Shares of Lululemon Nosedive on Credit Suisse Downgrade
Shares of Lululemon Athletica (NASDAQ: LULU), the Canadian-based athletic apparel company famous for its yoga clothing, tumbled on Friday, closing down over four percent.
The tumble can be attributed, at least in part, to a negative note from Credit Suisse analyst Christian Buss, who downgraded the stock from “Outperform” to “Neutral,” citing a likely slowdown in the company's sales at its Canadian outlets.
"We see long-term risks to its competitive positioning and pricing power as active wear gains shelf space across retail channels,'' he wrote, as part of his justification for cutting the company's target price from $86 to $80.

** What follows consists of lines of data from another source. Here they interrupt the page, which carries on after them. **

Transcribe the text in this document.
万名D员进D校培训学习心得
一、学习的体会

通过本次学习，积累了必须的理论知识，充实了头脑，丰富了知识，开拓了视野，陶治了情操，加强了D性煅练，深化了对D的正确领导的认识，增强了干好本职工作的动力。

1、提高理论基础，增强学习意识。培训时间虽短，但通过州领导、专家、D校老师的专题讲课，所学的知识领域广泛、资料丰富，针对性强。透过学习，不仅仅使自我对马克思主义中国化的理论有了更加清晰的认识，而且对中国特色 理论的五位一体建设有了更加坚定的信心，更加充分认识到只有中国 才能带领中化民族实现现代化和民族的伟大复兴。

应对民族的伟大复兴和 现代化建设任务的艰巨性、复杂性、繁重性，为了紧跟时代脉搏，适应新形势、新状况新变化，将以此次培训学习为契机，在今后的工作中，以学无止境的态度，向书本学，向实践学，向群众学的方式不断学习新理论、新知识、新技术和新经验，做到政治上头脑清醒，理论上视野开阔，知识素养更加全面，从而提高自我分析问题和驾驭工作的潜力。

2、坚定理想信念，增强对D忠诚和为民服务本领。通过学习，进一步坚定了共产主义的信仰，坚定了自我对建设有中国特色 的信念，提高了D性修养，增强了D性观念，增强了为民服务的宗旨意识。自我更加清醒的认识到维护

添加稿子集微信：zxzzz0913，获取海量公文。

Buss expressed concern regarding drops in sales figures at the company's older chain stores and the recent, rapid proliferation of “re-pricing actions, broader discounting, and higher mark down levels” at higher levels than previously seen at the firm.
Not all analysts agreed with Buss' assessment. Camilo Lyon, a footwear and apparel analyst at Canaaccord Genuity, reaffirmed a “Buy” rating, indicating she believed that demand for the store's products would continue to be strong.
Lululemon Athletica has been a hot stock for some time now, largely due to company's rapid growth. On January 5 2012 the share price was hovering around $52, and as recently as January 8 2010, the stock was only trading at a little over $16.
An increase in share price of that significance over such a brief period of time could be indicative of a growth stock whose enthusiasm amongst its shareholders might have exceeded more realistic expectations. Given the sizable range in analyst share price prognostications, perhaps the “Hold” rating issued today by Credit Suisse is a wise position to adopt.